Patrice Wade (she/her) has been teaching technology at Guilford Preparatory Academy, a K–8 Title I public charter school in Greensboro, NC, for nearly four years. She is a nationally recognized Technology Educator, the 2024–25 CS Teaching Excellence Award winner, and the 2025 Guilford Preparatory Academy Teacher of the Year. Patrice also serves as the school’s director of technology and leads Girls Who Code to expand opportunities for student creativity, leadership, and innovation.
Patrice is an Amazon Future Engineer Teacher Ambassador, Common Sense Ambassador, Everfi Champion, Apple Certified Educator, Google Certified Educator, and North Carolina Teaching Fellow. Recently named a 2025–26 EdSurge Voices of Change Writing Fellow and a 2025 NC Learning Happens Here Ambassador, she is pursuing her MAT in special education and technology at North Carolina A&T State University. Her mission is to leave every child better than she found them.
“At my school,” says Patrice, “they say, ‘If you need something, go ask Mrs. Wade. She probably knows somebody.’ They are correct. I build bridges because I believe access is power, and I never want my students to walk this journey alone.” She’s determined to connect her students to the resources they need, no matter what. This includes working with AT&T to provide 25 Chromebooks for her students each year, fundraising and contributing her own money to support free summer STEM camps for middle schoolers who passed their end-of-year exams, and partnering with a local university to help her get a planned esports team off the ground.
All of Patrice’s work centers around making sure that her students are supported and held by their communities. “I believe every student deserves a team, not just a teacher,” she says. She hosts Family Coding Nights to welcome the community into student learning, offering multilingual support, loaner devices, and live demonstrations to over 120 families. Patrice passes on that philosophy of community support to her students as well: When a student lost his arm in a car accident, the robotics team rallied around him. With permission from his mother, and a lot of hard work, they built a robotic arm that could help him pick up objects and drink water.
That’s just one of Patrice’s innumerable efforts to connect her students’ work in tech to the everyday contexts of their lives. In a recent project, her students created an interactive storybook celebrating the lives of local heroes who overcame obstacles to make a difference in their community. Her Digital Citizenship unit invites students to reflect on ways to create online spaces that celebrate diversity and promote respect, culminating in the creation of a digital portfolio of their unique goals, cultures, and interests. She also takes care to introduce students to some of the ways their studies in tech might serve them in the future, by partnering with local restaurants, theaters, and government agencies to explore the behind-the-scenes role of technology in every business.

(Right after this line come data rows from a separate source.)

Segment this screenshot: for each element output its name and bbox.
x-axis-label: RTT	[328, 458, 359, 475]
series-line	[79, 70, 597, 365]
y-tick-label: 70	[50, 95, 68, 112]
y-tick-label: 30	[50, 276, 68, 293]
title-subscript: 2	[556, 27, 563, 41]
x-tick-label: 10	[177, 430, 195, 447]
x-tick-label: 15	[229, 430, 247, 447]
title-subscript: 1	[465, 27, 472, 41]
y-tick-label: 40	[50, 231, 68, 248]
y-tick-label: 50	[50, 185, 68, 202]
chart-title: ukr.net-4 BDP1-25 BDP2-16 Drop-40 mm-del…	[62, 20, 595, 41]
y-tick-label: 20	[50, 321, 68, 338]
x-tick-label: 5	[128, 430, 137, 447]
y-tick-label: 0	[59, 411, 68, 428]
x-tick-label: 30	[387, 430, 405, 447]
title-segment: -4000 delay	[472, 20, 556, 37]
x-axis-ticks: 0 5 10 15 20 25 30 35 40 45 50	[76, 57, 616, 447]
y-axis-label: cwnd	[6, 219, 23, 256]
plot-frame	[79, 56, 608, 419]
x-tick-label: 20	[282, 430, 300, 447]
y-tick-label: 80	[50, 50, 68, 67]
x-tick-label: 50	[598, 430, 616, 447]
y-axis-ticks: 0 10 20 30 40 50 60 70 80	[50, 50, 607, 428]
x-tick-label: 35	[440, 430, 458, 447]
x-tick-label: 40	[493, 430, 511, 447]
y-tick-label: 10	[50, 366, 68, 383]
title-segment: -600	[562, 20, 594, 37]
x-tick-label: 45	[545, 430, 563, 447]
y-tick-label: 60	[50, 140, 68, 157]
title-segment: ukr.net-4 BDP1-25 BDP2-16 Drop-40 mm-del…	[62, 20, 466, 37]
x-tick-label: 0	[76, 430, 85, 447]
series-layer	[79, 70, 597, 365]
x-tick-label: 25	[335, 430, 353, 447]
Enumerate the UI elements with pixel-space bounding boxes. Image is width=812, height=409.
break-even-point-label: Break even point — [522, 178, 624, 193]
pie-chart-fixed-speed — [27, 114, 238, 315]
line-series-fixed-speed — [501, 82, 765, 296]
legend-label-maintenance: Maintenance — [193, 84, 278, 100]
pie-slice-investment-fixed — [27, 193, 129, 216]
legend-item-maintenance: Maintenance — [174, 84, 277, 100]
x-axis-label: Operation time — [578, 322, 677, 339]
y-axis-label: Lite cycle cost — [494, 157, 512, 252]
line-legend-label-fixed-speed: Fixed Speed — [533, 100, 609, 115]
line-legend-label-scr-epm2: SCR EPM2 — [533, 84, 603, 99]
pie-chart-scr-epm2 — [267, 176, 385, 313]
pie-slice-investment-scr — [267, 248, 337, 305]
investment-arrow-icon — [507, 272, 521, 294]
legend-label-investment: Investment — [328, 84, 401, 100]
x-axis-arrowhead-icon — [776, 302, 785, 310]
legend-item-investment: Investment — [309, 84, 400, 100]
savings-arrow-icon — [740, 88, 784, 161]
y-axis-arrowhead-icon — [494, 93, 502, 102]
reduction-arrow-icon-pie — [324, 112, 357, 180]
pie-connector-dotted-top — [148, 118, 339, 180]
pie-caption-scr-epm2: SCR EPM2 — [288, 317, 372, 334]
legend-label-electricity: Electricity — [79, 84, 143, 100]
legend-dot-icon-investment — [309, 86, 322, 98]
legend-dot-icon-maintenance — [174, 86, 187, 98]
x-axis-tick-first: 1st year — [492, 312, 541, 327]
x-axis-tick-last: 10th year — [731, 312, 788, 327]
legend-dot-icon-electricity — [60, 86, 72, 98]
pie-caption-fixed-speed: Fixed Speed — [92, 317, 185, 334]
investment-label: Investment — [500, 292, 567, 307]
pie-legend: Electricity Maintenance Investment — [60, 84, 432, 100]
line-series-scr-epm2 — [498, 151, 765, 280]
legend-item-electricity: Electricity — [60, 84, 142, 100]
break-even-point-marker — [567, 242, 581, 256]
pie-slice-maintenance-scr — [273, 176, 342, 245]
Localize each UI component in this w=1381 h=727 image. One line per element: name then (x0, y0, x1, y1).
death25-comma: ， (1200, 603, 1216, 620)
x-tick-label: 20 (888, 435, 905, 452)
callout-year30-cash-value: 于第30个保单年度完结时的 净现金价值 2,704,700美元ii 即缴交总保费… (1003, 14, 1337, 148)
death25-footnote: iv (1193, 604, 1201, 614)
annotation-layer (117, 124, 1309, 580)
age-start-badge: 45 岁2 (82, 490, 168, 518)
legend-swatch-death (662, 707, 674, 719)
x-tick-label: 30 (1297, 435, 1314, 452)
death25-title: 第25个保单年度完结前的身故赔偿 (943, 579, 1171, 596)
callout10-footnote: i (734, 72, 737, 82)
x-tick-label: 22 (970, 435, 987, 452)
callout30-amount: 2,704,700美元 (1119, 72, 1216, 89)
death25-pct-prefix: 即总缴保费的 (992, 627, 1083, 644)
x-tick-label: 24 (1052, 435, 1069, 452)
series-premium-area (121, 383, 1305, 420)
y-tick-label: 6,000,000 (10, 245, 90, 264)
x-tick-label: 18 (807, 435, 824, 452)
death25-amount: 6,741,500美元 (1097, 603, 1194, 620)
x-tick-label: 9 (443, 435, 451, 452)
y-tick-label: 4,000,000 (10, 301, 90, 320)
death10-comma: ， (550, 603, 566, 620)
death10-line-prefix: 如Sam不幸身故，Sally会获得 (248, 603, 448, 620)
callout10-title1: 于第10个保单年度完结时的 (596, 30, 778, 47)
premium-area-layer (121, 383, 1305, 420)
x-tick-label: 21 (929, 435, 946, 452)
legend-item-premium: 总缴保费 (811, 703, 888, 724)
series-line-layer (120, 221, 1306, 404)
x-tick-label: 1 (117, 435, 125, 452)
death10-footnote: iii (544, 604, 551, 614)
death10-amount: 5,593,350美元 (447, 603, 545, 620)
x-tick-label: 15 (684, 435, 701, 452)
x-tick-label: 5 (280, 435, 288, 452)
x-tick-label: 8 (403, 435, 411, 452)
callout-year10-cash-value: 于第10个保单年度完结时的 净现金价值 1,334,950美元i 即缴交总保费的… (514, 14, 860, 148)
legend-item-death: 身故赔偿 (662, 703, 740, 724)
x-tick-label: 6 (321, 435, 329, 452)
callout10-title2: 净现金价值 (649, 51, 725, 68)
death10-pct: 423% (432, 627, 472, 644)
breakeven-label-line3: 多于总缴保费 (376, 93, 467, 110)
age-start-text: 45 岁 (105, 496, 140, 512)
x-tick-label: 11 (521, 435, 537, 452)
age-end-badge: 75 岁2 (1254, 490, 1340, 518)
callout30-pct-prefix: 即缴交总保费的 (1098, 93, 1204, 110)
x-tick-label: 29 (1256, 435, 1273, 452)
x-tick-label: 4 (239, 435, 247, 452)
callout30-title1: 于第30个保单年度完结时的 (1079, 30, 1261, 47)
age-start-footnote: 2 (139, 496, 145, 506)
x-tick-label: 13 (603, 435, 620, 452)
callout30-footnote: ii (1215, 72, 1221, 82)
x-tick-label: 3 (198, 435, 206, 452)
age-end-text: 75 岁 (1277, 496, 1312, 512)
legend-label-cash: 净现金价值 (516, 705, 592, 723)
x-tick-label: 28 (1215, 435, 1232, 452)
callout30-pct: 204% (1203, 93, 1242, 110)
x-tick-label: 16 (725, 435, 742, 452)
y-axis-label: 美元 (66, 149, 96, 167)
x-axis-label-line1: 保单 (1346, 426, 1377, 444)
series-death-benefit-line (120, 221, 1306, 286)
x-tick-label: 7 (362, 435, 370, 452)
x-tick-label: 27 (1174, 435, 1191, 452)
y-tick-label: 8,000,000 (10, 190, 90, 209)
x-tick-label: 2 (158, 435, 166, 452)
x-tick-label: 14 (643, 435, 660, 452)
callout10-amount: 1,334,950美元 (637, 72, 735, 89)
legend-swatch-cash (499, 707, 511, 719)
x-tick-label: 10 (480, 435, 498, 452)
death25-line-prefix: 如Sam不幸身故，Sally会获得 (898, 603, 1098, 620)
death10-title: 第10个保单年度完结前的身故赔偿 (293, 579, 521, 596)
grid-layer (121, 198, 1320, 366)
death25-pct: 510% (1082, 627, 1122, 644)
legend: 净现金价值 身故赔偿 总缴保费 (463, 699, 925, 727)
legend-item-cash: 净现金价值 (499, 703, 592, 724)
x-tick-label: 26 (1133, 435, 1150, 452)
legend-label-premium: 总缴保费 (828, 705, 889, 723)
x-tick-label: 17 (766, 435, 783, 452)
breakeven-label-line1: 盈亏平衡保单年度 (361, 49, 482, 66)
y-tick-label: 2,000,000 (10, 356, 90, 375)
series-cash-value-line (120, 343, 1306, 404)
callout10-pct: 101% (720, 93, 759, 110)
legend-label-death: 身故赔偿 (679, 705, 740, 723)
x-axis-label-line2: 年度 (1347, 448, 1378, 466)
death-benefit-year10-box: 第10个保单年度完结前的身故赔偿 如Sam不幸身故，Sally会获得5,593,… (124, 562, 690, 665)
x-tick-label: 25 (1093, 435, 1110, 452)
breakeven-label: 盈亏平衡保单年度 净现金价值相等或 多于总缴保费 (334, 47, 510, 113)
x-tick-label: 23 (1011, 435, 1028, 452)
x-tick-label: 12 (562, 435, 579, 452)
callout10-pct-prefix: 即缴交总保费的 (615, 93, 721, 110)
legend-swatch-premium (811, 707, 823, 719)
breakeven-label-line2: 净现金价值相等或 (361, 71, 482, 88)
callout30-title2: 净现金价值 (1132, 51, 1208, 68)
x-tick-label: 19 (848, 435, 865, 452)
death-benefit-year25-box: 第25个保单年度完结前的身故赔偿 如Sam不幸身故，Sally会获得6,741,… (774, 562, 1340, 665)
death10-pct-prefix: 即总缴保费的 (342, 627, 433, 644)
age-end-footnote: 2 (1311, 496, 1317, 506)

To ensure that her special education students have the same opportunities as students on the traditional track, Patrice adapts her lessons to meet their learning styles and abilities. One fifth-grader was nonverbal, so she introduced him to block-based coding with a platform that relied on visual cues rather than words. Using this tool, the student coded an animation about teamwork and presented it to his classmates using a speech device. He received a standing ovation, and Patrice has since continued to use this model for learning across multiple grade levels. “Representation, access, and equity are not just words in my classroom,” says Patrice. “They are my foundation.”
As the only CS educator at her school, Patrice feels the precarity of what she’s built. “Five years ago, before I arrived, my school had no technology program at all,” she says. “If I left tomorrow, everything I built would disappear. That should never be the case.” She has always been able to look to CSTA for community, support, and ideas for how to make her work more sustainable. Through this fellowship, she hopes to learn ways to grow as a leader and to expand CS programming and community in her school and district. “I want to be sharpened,” says Patrice. “I want to be stretched.”
During her time as a fellow, Patrice hopes to continue building community—not just among her cohort, but for teachers like her, those who are the only CS educators in their school or district, and who often feel isolated from the wider conversations around CS access. To change that, she envisions a network of peer support that meets regularly to share ideas, model lessons, and explore grant opportunities. She says, “I want every student and teacher, no matter where they are, to feel seen, supported, and part of the CS community. That is what IMPACT means to me.”
Most of all, she is eager to learn from her cohort. “I do not want to be the smartest person in the room,” she says. “I want to be surrounded by the smartest people in the room.”